El mismo fin podemos alcanzar para muchos infelices pecadores, si por ellos rogamos con fervor a la Madre de Dios, refugio de pecadores.
Jaculatoria
Esperanza del que llora,Refugio de pecadores,Ven a mi amparo, Señora.
Oración
Cuando nuestra conciencia gime sintiendo la espina del pecado, cuando nuestro corazón está oprimido por el dolor, cuando negros temores nos asaltan en orden a nuestra salvación: nuestro único consuelo y nuestra sola esperanza es poder levantar nuestros ojos llorosos hacia vos, ¡oh, Madre de Dios y Reina omnipotente del cielo! Henos aquí, ¡oh, Virgen santa!, ¡Oh, estrella del mar y consoladora de los que padecen!, henos aquí prosternados a vuestros pies para saludaros y bendeciros en nombre de todos los pecadores penitentes, de todas las almas atribuladas y de todos los peregrinos de la vida, por la inconmensurable gloria de que disfrutáis en el cielo. Descended también vosotros, ¡oh, espíritus angélicos!, a celebrar con nosotros la gloria de nuestra Soberana, fuente de todos los bienes y santuario de todas las virtudes. ¡Oh, amiga querida!, desde el solio de vuestra grandeza, lanzad hacia nosotros una mirada compasiva; ved las llagas de nuestras almas, ved la inconstancia de nuestras resoluciones, ved las malas inclinaciones que se abrigan en nuestro corazón. Sed nuestra mediadora delante de vuestro Hijo y reconciliadnos con nuestro Supremo Juez. Recordadle vuestros dolores y alegrías del pesebre en aquella triste noche de angustia y desamparo, pero también de indecible gozo para vos. No olvidéis, ¡oh, Madre!, que a nosotros infortunados pecadores, debéis la diadema inmortal que ciñe vuestra frente. Sin nuestros pecados no habríais sido Madre de Dios; sin nuestra miseria no habríais sido llamada Madre de misericordia y de gracia; nuestra pobreza os ha enriquecido y nuestros vicios enaltecido. Recibidnos, pues, bajo vuestra protección y no ceséis de ser para nosotros madre compasiva y generosa, a fin de que, sostenidos por vos en la vida, podamos alabaros eternamente en el cielo.
Amén.
Oración final
para todos los días del Mes
¡Oh María, Madre de Jesús, nuestro Salvador y nuestra buena Madre! Nosotros venimos a ofreceros con estos obsequios, que traemos a vuestros pies, nuestros corazones, deseosos de seros agradables, y a solicitar de vuestra bondad un nuevo ardor en vuestro santo servicio. Dignaos presentarnos a vuestro divino Hijo; que en vista de sus méritos y a nombre de su santa Madre dirija nuestros pasos por el sendero de la virtud; que haga lucir con nuevo esplendor la luz de la fe sobre los infortunados pueblos que gimen por tanto tiempo en las tinieblas del error; que vuelvan hacia Él y cambie tantos corazones rebeldes, cuya penitencia regocijará su corazón y el vuestro; que confunda a los enemigos de su Iglesia, y que, en fin, encienda por todas partes el fuego de su ardiente caridad, que nos colme de alegría en medio de las tribulaciones de esta vida y de esperanza para el porvenir.
Amén.
Prácticas espirituales
1. Hacer tres actos de vencimiento de la propia voluntad, privándonos de lo que más nos agrade.

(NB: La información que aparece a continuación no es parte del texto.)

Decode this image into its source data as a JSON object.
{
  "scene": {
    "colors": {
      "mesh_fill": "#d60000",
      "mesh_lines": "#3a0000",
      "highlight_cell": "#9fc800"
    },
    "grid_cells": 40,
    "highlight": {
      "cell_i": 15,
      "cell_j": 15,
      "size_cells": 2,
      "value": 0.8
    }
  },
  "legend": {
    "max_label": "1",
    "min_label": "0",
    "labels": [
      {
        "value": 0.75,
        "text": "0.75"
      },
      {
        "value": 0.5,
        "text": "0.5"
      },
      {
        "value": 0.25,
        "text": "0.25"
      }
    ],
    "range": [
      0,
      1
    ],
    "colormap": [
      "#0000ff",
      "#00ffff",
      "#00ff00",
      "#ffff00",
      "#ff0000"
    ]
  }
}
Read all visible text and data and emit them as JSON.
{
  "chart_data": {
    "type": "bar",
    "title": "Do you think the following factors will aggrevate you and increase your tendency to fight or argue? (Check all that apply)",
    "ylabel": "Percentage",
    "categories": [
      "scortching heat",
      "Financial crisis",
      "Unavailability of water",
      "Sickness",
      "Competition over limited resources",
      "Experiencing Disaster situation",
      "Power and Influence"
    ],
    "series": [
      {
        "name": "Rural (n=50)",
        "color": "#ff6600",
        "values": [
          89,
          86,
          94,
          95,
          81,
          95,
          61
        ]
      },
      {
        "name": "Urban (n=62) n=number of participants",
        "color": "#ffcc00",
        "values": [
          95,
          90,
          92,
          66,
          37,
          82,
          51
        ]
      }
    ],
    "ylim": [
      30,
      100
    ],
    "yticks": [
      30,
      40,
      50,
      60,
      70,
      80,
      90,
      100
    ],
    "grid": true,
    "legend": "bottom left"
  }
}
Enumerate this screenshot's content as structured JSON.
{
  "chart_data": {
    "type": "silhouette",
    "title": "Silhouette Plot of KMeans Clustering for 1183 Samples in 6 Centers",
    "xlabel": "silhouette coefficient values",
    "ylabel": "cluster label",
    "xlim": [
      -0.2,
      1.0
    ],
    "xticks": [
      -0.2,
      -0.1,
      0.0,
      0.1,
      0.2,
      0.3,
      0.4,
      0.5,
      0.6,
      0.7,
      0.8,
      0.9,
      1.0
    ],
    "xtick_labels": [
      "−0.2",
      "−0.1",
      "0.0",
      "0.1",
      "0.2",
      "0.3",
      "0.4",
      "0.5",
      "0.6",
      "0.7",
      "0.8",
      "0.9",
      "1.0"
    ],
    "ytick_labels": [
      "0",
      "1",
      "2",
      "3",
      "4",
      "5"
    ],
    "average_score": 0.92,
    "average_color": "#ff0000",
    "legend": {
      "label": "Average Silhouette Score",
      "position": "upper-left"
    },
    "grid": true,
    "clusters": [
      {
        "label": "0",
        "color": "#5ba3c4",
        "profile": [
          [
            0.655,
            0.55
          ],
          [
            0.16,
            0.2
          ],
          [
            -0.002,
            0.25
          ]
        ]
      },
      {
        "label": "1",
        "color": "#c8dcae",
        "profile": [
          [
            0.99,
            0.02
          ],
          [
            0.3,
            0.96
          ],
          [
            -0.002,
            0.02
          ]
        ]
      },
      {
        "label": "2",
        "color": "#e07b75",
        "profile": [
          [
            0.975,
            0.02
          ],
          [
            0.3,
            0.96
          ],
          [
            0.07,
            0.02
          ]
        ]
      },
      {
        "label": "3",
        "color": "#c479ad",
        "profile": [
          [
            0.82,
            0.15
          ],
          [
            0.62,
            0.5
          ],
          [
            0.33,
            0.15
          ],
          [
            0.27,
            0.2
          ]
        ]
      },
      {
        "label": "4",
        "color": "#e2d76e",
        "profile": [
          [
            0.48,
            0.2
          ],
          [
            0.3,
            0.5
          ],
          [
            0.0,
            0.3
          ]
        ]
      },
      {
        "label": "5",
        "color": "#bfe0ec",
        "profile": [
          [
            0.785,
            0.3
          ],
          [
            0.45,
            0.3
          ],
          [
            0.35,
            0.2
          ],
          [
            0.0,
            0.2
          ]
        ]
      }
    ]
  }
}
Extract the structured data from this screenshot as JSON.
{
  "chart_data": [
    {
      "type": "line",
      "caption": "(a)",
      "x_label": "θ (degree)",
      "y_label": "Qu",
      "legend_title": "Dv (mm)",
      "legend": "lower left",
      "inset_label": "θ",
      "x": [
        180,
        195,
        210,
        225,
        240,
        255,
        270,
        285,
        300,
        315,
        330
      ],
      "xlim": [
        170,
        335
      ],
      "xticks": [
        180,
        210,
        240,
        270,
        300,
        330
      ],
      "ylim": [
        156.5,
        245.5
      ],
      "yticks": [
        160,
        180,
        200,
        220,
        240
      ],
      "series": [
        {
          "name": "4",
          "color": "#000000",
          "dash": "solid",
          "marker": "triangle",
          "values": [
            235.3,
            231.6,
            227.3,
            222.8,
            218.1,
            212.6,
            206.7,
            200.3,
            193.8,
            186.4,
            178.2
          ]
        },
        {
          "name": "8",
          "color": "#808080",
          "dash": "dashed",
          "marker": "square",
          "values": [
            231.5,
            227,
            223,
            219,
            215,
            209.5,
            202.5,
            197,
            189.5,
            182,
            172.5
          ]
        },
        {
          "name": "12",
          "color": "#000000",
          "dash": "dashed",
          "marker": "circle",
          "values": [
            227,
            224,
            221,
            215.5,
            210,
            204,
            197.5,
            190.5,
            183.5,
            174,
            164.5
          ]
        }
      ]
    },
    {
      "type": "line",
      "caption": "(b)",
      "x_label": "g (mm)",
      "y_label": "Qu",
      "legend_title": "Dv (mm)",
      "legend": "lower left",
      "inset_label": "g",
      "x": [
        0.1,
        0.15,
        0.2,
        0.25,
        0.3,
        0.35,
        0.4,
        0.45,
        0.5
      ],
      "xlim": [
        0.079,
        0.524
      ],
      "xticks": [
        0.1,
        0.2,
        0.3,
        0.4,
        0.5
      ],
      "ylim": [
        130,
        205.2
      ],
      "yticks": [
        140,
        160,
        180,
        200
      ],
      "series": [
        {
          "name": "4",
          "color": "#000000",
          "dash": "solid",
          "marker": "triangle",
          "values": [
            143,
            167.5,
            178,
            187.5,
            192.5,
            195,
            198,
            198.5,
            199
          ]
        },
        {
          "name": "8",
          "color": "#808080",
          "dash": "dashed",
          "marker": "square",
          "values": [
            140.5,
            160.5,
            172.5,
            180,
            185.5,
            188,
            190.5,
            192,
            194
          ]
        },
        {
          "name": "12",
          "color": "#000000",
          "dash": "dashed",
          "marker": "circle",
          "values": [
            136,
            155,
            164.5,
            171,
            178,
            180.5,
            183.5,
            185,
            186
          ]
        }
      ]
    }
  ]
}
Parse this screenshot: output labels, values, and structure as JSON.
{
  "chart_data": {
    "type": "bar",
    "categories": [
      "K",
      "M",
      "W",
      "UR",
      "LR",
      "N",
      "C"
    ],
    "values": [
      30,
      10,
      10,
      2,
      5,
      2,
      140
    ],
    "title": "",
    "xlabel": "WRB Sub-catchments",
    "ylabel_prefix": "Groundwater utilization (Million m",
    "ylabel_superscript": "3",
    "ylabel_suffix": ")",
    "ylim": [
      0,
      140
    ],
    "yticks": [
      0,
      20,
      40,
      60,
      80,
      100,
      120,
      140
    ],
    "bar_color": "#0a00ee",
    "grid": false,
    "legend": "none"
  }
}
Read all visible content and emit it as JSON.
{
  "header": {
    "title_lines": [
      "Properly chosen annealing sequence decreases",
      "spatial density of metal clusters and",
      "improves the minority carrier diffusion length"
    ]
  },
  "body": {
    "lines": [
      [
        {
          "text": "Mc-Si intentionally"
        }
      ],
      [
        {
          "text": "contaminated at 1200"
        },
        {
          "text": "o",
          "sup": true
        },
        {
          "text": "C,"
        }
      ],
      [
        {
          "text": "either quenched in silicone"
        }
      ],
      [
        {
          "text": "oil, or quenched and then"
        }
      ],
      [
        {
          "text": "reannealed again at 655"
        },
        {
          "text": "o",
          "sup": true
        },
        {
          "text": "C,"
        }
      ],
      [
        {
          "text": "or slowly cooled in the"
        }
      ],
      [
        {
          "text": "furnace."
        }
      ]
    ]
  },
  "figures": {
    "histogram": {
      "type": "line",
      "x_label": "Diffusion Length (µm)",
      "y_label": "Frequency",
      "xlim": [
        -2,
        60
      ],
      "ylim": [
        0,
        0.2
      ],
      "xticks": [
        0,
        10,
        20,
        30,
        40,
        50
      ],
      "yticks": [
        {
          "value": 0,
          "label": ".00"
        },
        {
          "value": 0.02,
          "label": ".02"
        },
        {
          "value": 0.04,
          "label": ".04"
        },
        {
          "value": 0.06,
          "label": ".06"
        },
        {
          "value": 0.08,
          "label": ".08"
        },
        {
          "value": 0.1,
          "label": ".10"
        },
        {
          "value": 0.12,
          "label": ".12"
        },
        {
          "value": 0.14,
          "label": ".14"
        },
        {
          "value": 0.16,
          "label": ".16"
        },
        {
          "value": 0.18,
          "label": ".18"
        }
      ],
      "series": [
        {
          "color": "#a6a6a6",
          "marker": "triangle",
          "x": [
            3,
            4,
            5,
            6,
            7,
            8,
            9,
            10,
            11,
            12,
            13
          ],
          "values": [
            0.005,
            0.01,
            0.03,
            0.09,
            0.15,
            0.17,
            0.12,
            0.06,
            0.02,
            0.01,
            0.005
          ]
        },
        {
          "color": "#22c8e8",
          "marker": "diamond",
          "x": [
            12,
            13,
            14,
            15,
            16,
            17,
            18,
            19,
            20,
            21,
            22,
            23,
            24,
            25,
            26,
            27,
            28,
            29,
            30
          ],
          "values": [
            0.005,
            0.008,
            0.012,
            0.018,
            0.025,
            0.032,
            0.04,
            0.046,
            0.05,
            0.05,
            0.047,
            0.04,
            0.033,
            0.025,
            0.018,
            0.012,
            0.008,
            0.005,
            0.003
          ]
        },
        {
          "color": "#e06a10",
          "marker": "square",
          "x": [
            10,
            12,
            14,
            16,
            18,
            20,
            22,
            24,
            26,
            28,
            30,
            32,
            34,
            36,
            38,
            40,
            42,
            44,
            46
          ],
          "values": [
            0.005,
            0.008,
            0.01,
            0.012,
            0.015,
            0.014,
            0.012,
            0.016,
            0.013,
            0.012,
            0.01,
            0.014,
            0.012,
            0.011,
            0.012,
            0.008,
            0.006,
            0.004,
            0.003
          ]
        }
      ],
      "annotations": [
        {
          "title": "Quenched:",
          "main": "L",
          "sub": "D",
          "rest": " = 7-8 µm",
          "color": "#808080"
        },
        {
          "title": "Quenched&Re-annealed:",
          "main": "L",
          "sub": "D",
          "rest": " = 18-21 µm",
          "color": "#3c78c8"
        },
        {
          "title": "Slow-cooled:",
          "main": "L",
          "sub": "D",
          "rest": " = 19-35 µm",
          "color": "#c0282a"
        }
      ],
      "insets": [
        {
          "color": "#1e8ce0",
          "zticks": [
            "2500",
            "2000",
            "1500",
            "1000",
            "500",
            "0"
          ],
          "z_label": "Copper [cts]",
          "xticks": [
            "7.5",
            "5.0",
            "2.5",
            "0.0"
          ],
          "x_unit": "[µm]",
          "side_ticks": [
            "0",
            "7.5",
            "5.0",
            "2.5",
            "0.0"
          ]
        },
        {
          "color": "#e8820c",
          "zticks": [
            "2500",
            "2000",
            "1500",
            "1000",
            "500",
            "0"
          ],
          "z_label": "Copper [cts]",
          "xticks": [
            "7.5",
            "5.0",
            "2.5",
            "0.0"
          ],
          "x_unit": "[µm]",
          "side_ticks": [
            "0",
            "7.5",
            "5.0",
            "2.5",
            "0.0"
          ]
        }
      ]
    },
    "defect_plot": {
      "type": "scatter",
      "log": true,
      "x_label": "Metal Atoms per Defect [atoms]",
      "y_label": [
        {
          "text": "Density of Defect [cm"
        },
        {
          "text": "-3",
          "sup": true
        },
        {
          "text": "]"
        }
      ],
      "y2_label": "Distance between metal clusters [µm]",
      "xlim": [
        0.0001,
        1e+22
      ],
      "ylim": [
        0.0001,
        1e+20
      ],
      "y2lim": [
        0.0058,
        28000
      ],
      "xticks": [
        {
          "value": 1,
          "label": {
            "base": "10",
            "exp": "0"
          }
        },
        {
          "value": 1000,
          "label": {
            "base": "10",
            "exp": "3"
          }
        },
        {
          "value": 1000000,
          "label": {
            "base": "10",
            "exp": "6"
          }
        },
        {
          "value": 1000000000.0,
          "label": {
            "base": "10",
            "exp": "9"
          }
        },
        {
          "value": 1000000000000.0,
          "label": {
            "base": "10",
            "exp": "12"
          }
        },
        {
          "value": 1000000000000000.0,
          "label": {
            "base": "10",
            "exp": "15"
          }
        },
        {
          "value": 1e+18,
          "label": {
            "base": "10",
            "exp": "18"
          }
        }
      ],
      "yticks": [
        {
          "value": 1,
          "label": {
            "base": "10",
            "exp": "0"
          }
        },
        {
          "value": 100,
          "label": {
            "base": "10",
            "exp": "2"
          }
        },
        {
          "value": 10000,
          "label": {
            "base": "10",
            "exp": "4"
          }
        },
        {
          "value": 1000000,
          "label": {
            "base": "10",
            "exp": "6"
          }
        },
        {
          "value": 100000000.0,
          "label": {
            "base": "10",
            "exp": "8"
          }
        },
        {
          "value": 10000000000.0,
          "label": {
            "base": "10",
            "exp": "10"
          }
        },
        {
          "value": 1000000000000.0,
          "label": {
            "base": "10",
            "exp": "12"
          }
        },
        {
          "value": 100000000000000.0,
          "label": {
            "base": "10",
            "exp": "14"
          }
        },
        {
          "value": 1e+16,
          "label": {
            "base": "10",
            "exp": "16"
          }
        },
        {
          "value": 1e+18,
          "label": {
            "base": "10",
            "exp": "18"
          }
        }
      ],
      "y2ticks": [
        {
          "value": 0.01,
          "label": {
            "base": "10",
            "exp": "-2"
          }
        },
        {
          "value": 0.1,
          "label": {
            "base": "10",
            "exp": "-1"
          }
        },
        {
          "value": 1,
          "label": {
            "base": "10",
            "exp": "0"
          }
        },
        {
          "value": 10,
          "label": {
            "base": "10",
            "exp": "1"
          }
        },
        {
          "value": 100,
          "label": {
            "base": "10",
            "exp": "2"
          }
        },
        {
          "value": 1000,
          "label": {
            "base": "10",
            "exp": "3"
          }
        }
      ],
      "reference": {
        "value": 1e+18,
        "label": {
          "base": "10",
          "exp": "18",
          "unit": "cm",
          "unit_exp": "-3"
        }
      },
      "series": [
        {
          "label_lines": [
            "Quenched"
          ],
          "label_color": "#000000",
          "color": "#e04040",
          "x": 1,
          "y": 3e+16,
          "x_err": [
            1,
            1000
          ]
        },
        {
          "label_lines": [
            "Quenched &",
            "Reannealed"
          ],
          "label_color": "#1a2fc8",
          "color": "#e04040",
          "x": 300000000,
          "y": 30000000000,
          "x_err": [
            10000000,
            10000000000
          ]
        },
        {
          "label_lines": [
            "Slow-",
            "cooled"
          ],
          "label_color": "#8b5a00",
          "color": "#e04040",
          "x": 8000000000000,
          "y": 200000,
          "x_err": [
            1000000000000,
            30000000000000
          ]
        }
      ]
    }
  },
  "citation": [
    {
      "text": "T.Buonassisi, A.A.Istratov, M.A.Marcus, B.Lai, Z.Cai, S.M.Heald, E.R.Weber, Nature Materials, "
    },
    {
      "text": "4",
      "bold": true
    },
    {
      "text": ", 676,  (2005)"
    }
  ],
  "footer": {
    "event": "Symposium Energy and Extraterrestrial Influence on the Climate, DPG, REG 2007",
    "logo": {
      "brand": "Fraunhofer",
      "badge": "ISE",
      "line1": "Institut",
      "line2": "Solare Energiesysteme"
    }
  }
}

2. Sufrir con paciencia las molestias y contrariedades ocasionadas por las personas con quienes vivimos o tratamos.
3. Dar una limosna para el culto de la Santísima Virgen en alguna iglesia pública.
Fuente: Mes de María Inmaculada; Mons. Rodolfo Vergara Antúnez; Arancibia Hnos. y Cía. Ltda., edición de 1985.